Остановившись над серединой реки, я посмотрел вниз. Там невидимо текла глубокая холодная вода — и мне захотелось погрузиться в равнодушную нежность ее и тайно приобщиться к величавому покою чистой материи. Я чувствовал себя в душной, накуренной комнате подошедшим к бьющей в лицо холодной форточке; в черном кружке ее горела маленькая звезда — смерть.
— Умирать, так умирать! — сказал я и, поняв, что решился, был удивлен искренно: это оказалось простым. Механическое представление о прыжке, коротком ощущении сырости и тьме. — Женя! — сказал я, — я ведь тебя люблю. Ей-богу.
Затем, вспомнив, что самоубийцы в критический момент видят ряд картин золотого детства, я попытался воскресить памятью что-либо значительное и светлое, а в голову мне назойливо лезло воспоминание о том, как я однажды прищемил кошке хвост и как меня за это били скалкой по голове.
Я перегнулся через перила, повиснув на них, как мешок, от страха и слабости; озяб, наклонил голову, повалился в пространство, пронзительно закричал, исступленно желая, чтобы меня вытащили, звонко ушел в воду и задохнулся.
Не знаю — прежде, сейчас, или это еще случится, — у меня осталось смутное ощущение водяных, влекущих в неизвестное вихрей, словно все тело вбирает и высасывает большой рот, полный холодной жидкости.
— Встань! Держись за стол! Ну, не падай! Да ну же, черт!
Сильная рука, стискивая мне плечо, качалась вместе со мной. Я чувствовал тоску, слабость и заплакал.
Чувствуя, что все кружится, я повалился навзничь; было тепло и мягко.
Я долго не открывал глаз; вероятно, я спал; как бы то ни было, приподняв веки, я почувствовал себя значительно лучше. Помещение, где я был, имело странный для меня вид; удивившись и рассмотрев окружающее, я стал припоминать случившееся, вспомнил — и весь затрясся от ужаса. Я был жив.
У длинного стола, примыкающего одним концом к деревянному столбу, сидел, положив голову на руки и пристально следя за мной, человек в затасканном матросском костюме, рыжий, как пламя, с блестящими глазами и белым лицом. Я сел; кругом по стенам тянулись в два яруса штук десять матросских коек; невдалеке круто уходил вверх, к люку, узкий трап. Железный фонарь, покачиваясь над головой матроса, бросал вокруг унылый, лижущий свет. В полукруглое отверстие люка, прикрытого чем-то вроде суфлерской будки, чернела в синей тьме неба пароходная труба.

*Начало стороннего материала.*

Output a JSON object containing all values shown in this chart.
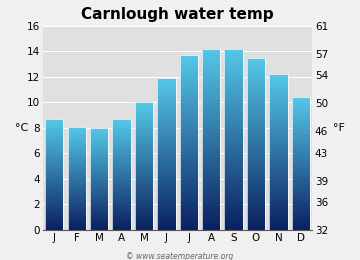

Матрос встал.
— Где я?
Мой голос был слаб и робок. Человек подошел вплотную, потрепал зачем-то мои уши и невесело улыбнулся. Казалось, мое спасение не доставляло ему ни малейшего удовольствия: зевнув, он сел против койки на скамью, вытянул ноги и забарабанил по коленкам мохнатыми пальцами.

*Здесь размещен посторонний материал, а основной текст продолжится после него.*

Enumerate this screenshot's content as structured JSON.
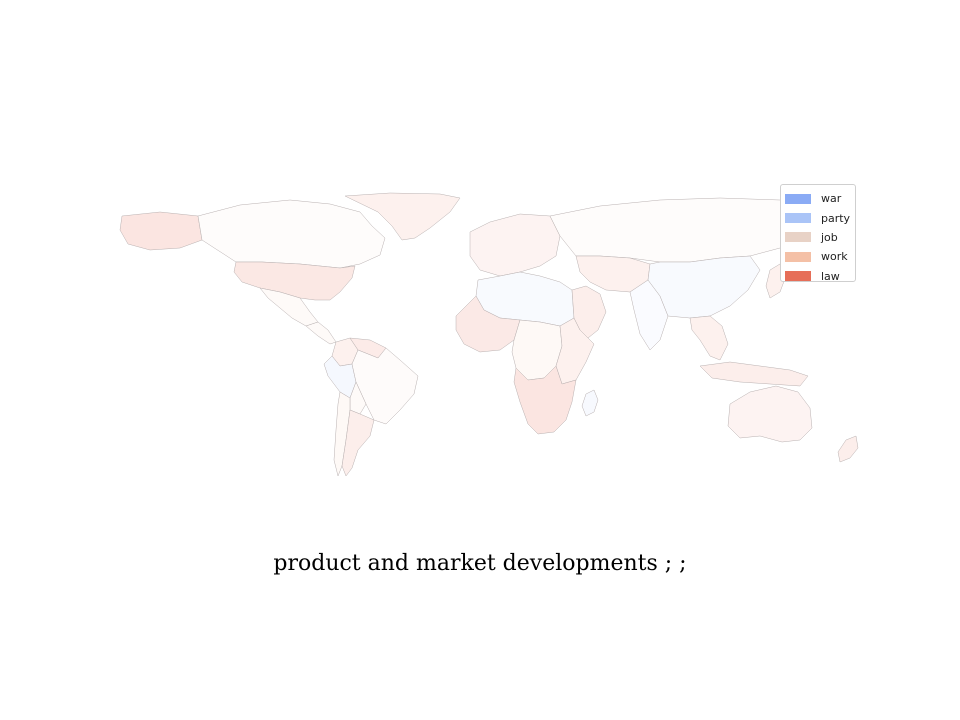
{
  "caption": "product and market developments ; ;",
  "legend": {
    "placement": "top-right",
    "entries": [
      {
        "label": "war",
        "color": "#8aabf5"
      },
      {
        "label": "party",
        "color": "#aac4f7"
      },
      {
        "label": "job",
        "color": "#e8d2c6"
      },
      {
        "label": "work",
        "color": "#f4c0a6"
      },
      {
        "label": "law",
        "color": "#e66e58"
      }
    ]
  },
  "regions": [
    {
      "name": "Alaska",
      "category": "law",
      "intensity": 0.18
    },
    {
      "name": "Canada",
      "category": "work",
      "intensity": 0.05
    },
    {
      "name": "Greenland",
      "category": "law",
      "intensity": 0.1
    },
    {
      "name": "United States",
      "category": "law",
      "intensity": 0.16
    },
    {
      "name": "Mexico",
      "category": "work",
      "intensity": 0.08
    },
    {
      "name": "Central America",
      "category": "work",
      "intensity": 0.08
    },
    {
      "name": "Colombia",
      "category": "law",
      "intensity": 0.1
    },
    {
      "name": "Venezuela",
      "category": "law",
      "intensity": 0.14
    },
    {
      "name": "Peru",
      "category": "party",
      "intensity": 0.12
    },
    {
      "name": "Brazil",
      "category": "work",
      "intensity": 0.06
    },
    {
      "name": "Bolivia",
      "category": "work",
      "intensity": 0.08
    },
    {
      "name": "Argentina",
      "category": "law",
      "intensity": 0.12
    },
    {
      "name": "Chile",
      "category": "work",
      "intensity": 0.1
    },
    {
      "name": "Europe",
      "category": "law",
      "intensity": 0.08
    },
    {
      "name": "Russia",
      "category": "work",
      "intensity": 0.05
    },
    {
      "name": "North Africa",
      "category": "party",
      "intensity": 0.08
    },
    {
      "name": "West Africa",
      "category": "law",
      "intensity": 0.15
    },
    {
      "name": "Central Africa",
      "category": "work",
      "intensity": 0.1
    },
    {
      "name": "East Africa",
      "category": "law",
      "intensity": 0.1
    },
    {
      "name": "Southern Africa",
      "category": "law",
      "intensity": 0.18
    },
    {
      "name": "Madagascar",
      "category": "party",
      "intensity": 0.1
    },
    {
      "name": "Arabia",
      "category": "law",
      "intensity": 0.12
    },
    {
      "name": "Central Asia",
      "category": "law",
      "intensity": 0.1
    },
    {
      "name": "India",
      "category": "party",
      "intensity": 0.06
    },
    {
      "name": "China",
      "category": "party",
      "intensity": 0.08
    },
    {
      "name": "Southeast Asia",
      "category": "law",
      "intensity": 0.1
    },
    {
      "name": "Japan",
      "category": "law",
      "intensity": 0.1
    },
    {
      "name": "Indonesia",
      "category": "law",
      "intensity": 0.12
    },
    {
      "name": "Australia",
      "category": "law",
      "intensity": 0.08
    },
    {
      "name": "New Zealand",
      "category": "law",
      "intensity": 0.12
    }
  ]
}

— Где вы? — сказал, наконец, он. — Хотел бы я знать, где были бы вы теперь, если бы не были здесь. Я выловил вас ведром и кошкой. Но вы тяжеленьки: право, я думал, что тащу рождественскую свинью. Вот выслушайте — я сидел на баке, в полнейшем одиночестве. Наши гуляют; в машинной команде дрыхнет один кочегар, это верно, но он дрыхнет. Увидев труп, то есть вас, я опустил на шкоте ведро — первое, что попало под руку; вы очень быстро неслись по течению и надо было уменьшить ход. Ведро поймало вас поперек туловища; тогда, привязав веревку, я сбегал за кошкой и разорвал вам костюм, но в результате все-таки вытащил. Интересно вы висели над водой, когда я вас вытаскивал, — как рак: ноги и усы вниз, ей-богу! Поддержитесь!